Tomorrow is a very important day for me. I’m going to Highfields Science Specialist School in Wolverhampton to oversee a tower building exercise with a group of 14-year-olds.

These students are among the first in the UK to sign up for the new Construction and Built Environment Diploma which begins in September.

You may think that if these teenagers have already opted for construction, I’ll be preaching to the converted. But I want them to have a really good experience so that they tell their friends and siblings about how interesting and how much fun construction is.

This has to be our aim for the whole of the first year this new diploma is running. Construction, in being one of the first five diplomas to be rolled out, has been handed an advantage. We have a small window of opportunity to demonstrate to students, their parents and their teachers that the construction diploma is a worthwhile qualification and that our industry is a great place to build a career.

For the first time in this country, students will have an opportunity to be challenged academically and gain vocational and industry experience. This is our chance to change the perception that construction is only for the less academically gifted and attract a wide range of talent to the industry.

If we don’t get this right, and if employers don’t get involved, students’ experience will not be as rich as it could be and fewer will sign up next year. We will have created a doom loop.

Lovell is not getting involved for purely altruistic reasons. Corporate social responsibility is important to us, but the diploma provides direct business benefits too. For larger companies like us, it’s about meeting young people, getting to know them and inviting them to apply for training programmes, therefore cutting recruitment and marketing costs. I see the students who gain a foundation level diploma feeding into our apprenticeships and those with advanced level diplomas becoming management trainees or being sponsored through university so we can recruit them upon graduation. At each of these entry points, participation in the diploma will help us find tomorrow’s talented employees.

The diploma will also be good for the staff who get involved because it will develop confidence, public speaking skills and the ability to communicate effectively. They might be going in to talk about their roles, delivering insight on topics such as sustainability or modern methods of construction, or taking students to see projects.
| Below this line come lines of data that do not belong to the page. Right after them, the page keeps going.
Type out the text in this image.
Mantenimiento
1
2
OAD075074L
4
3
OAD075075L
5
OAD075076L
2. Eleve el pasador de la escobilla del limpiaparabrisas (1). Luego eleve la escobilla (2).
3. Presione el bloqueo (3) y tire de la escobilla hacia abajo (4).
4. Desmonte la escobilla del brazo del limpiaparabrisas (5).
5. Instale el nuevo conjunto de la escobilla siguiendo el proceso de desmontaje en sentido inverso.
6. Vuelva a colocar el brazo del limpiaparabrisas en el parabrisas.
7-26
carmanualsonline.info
The diploma allows companies to choose the level at which they engage with the qualification. If your firm is smaller, then just link up with one school near your office or a particular project. It could have a direct impact on your business in terms of recruitment or marketing.

Even sole traders can get involved. If all you can do is go into a school once and talk about what it’s like being self-employed in the construction industry, that will be a valuable contribution.

There is plenty of support. ConstructionSkills is assembling a library of resources, such as activity plans, which employers will be able to draw on. And every local Education Business Partnership (EBP) will be able to advise on what you can do.

If you do get involved, there will be benefits to your company’s brand and reputation. You will build a perception that your firm plays a role in the local community, that you are committed to developing people and are an employer of choice. This is an opportunity to build an advantage over the companies that do not get involved.

We all complain about the lack of skills, and the dearth of good candidates. We have to work harder and harder to attract our share of talent. At the same time, wage inflation driven by the skills shortage has a direct effect on the bottom line. There is no sign that these issues will resolve themselves in the foreseeable future.

The diploma has the potential to fundamentally change the image of construction, and draw a new generation of employees to our industry. We must seize this opportunity. If we don’t, you can be assured that the other sectors will, and construction will fall still further behind. Either way, we will reap what we sow.